US suicide rates rose sharply between 1999 and 2020, with the greatest increase in American Indian/Alaska Native (AIAN) populations and White men, new data from the Centers for Disease Control and Prevention (CDC) show.
Suicide rates increased 65% in AIAN women, 35% in AIAN men, and 29% in White men. Firearms and hanging were the most common methods of suicide among all racial groups, with a nearly 200% increase in hanging among AIAN women.
Investigators note the data suggest suicide prevention strategies should be race-relevant and implemented at the community.
"The findings underscore the need to address underlying mental health issues in AIAN populations and emphasize the importance of implementing community-based suicide prevention strategies tailored to specific racial groups," lead investigator Bibha Dhungel, DrPH, of Waseda University in Tokyo, Japan, told Medscape Medical News.
The findings were published online on December 18 in the Annals of Internal Medicine.
Ongoing Racism, Inequality
The study included age-specific data on suicide deaths from the CDC's WONDER database and corresponding US population figures for each year from 1999 to 2020. To compare trends in method-specific mortality by racial groups, researchers estimated age-standardized suicide mortality rates per 100,000 persons among adults by method and race, using the 5-year age- and sex-specific population in 2000 as the standard.
Overall, there were 837,000 suicide deaths in the US between 1999 and 2020. White men had the highest suicide rates overall, beginning in 1999 with a relative rate of 21.5 suicides and ending up with 27.8 in 2020, for a relative increase of 29%.
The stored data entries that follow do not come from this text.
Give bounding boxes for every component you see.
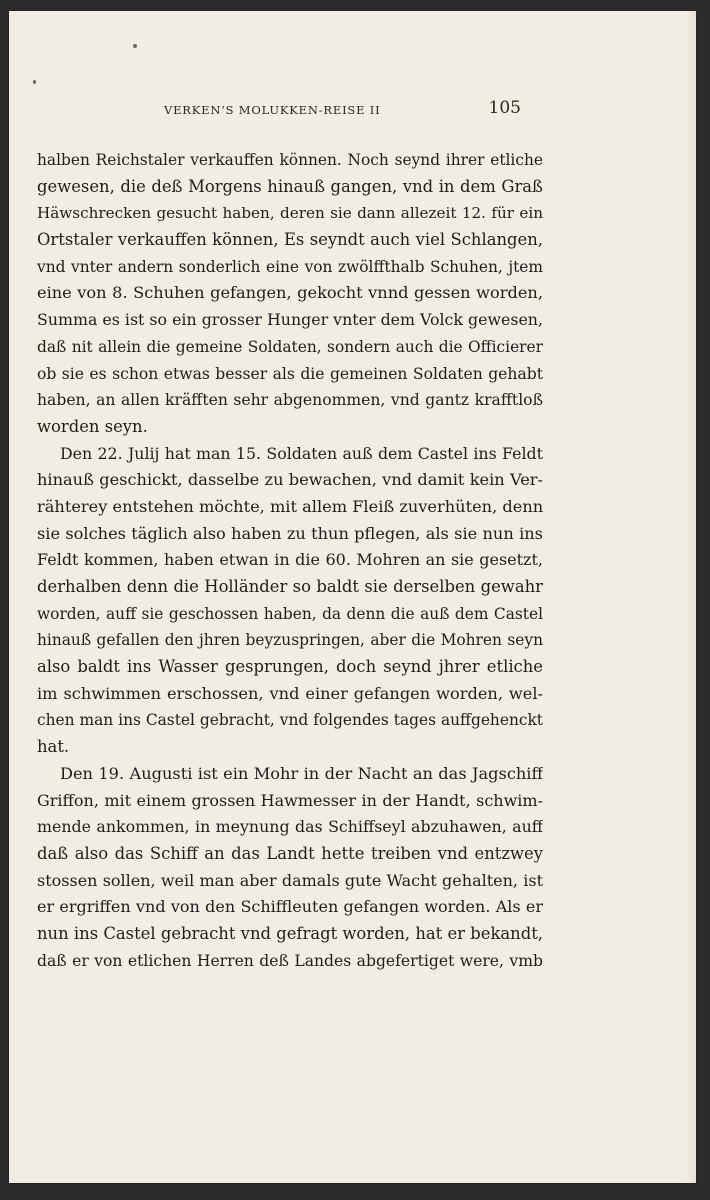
text-line: mende ankommen, in meynung das Schiffseyl abzuhawen, auff: [37, 817, 543, 837]
text-line: also baldt ins Wasser gesprungen, doch seynd jhrer etliche: [37, 657, 543, 677]
page-number: 105: [488, 98, 521, 118]
paragraph: [37, 441, 543, 761]
text-line: hat.: [37, 737, 70, 757]
ink-speck: [33, 80, 36, 84]
text-line: Griffon, mit einem grossen Hawmesser in der Handt, schwim-: [37, 790, 543, 810]
text-line: hinauß gefallen den jhren beyzuspringen, aber die Mohren seyn: [37, 631, 543, 650]
text-line: rähterey entstehen möchte, mit allem Fleiß zuverhüten, denn: [37, 496, 543, 516]
text-line: chen man ins Castel gebracht, vnd folgendes tages auffgehenckt: [37, 711, 543, 730]
body-text: [37, 147, 543, 974]
text-line: Summa es ist so ein grosser Hunger vnter dem Volck gewesen,: [37, 310, 543, 330]
text-line: derhalben denn die Holländer so baldt sie derselben gewahr: [37, 577, 543, 596]
text-line: stossen sollen, weil man aber damals gute Wacht gehalten, ist: [37, 870, 543, 890]
text-line: daß also das Schiff an das Landt hette treiben vnd entzwey: [37, 843, 543, 863]
paragraph: [37, 761, 543, 975]
text-line: er ergriffen vnd von den Schiffleuten gefangen worden. Als er: [37, 897, 543, 917]
text-line: hinauß geschickt, dasselbe zu bewachen, vnd damit kein Ver-: [37, 470, 543, 490]
text-line: im schwimmen erschossen, vnd einer gefangen worden, wel-: [37, 683, 543, 703]
ink-speck: [133, 44, 137, 48]
text-line: halben Reichstaler verkauffen können. Noch seynd ihrer etliche: [37, 151, 543, 169]
text-line: nun ins Castel gebracht vnd gefragt worden, hat er bekandt,: [37, 923, 543, 943]
text-line: worden seyn.: [37, 416, 148, 436]
text-line: gewesen, die deß Morgens hinauß gangen, vnd in dem Graß: [37, 176, 543, 196]
text-line: daß nit allein die gemeine Soldaten, sondern auch die Officierer: [37, 337, 543, 356]
text-line: Den 19. Augusti ist ein Mohr in der Nacht an das Jagschiff: [60, 763, 543, 783]
text-line: eine von 8. Schuhen gefangen, gekocht vnnd gessen worden,: [37, 283, 543, 303]
text-line: vnd vnter andern sonderlich eine von zwölffthalb Schuhen, jtem: [37, 257, 543, 276]
text-line: ob sie es schon etwas besser als die gemeinen Soldaten gehabt: [37, 364, 543, 383]
text-line: Den 22. Julij hat man 15. Soldaten auß dem Castel ins Feldt: [60, 443, 543, 463]
text-line: Häwschrecken gesucht haben, deren sie dann allezeit 12. für ein: [37, 204, 543, 223]
running-title: VERKEN’S MOLUKKEN-REISE II: [164, 103, 381, 117]
text-line: Ortstaler verkauffen können, Es seyndt auch viel Schlangen,: [37, 230, 543, 250]
text-line: daß er von etlichen Herren deß Landes abgefertiget were, vmb: [37, 951, 543, 970]
text-line: sie solches täglich also haben zu thun pflegen, als sie nun ins: [37, 523, 543, 543]
paragraph: [37, 147, 543, 441]
text-line: worden, auff sie geschossen haben, da denn die auß dem Castel: [37, 604, 543, 623]
page-header: [37, 98, 531, 120]
text-line: Feldt kommen, haben etwan in die 60. Mohren an sie gesetzt,: [37, 550, 543, 570]
text-line: haben, an allen kräfften sehr abgenommen, vnd gantz krafftloß: [37, 391, 543, 410]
Suicide rates among AIAN men, although slightly lower overall than those of White men, had a much steeper incline from a relative rate of 19.6 per 100,000 people in 1999 to 26.5 per 100,000 people in 2020, a 35% relative increase. Rates among AIAN women rose from 4.6 per 100,000 in 1999 to 7.6 per 100,000 in 2020, a 65% relative increase.
Among AIAN men, firearms and hanging were the major means of suicide, and these increased at similar rates between 1999 and 2020. Hangings among AIAN women increased nearly 200% during the study period, from a relative rate of 1.4 in 1999 to 4.1 in 2020.
AIAN people have a life expectancy that is about 7 years shorter than that of White persons in the US and high prevalence rates of mental health problems. Historically high rates of suicide among AIAN people may be a long-term consequence of the "well-documented history of genocide, colonialism, associated historical trauma, and ongoing inequality and discrimination" against AIAN people in the United States, the authors write.
Data May 'Mask' Reality
In an accompanying editorial, Joseph P. Gone, PhD, a professor in global health and social medicine at Harvard University in Boston, notes that studies by Dhungel and others add to a growing body of research on suicide risk among Indigenous populations.
"There have been consistent findings across decades of epidemiologic inquiry into Indigenous suicide," Gone writes. "Suicide mortality is alarmingly high."
Still, Gone argues that statistics such as these can "mask more complicated realities," citing precedents in which Indigenous suicide rates have been studied as a function of societal functions at the tribe or community level, recasting "Indigenous suicide as a postcolonial disorder in need of not just more and better medical treatment but also of social justice and societal reparation."
"We need alternative research that will motivate and mobilize new ways of understanding Indigenous suicide and new approaches to prevention," he adds.
Study limitations include an absence of information on the background of suicide cases and biases or errors in the death recording process.
Financial disclosures can be found in the original article.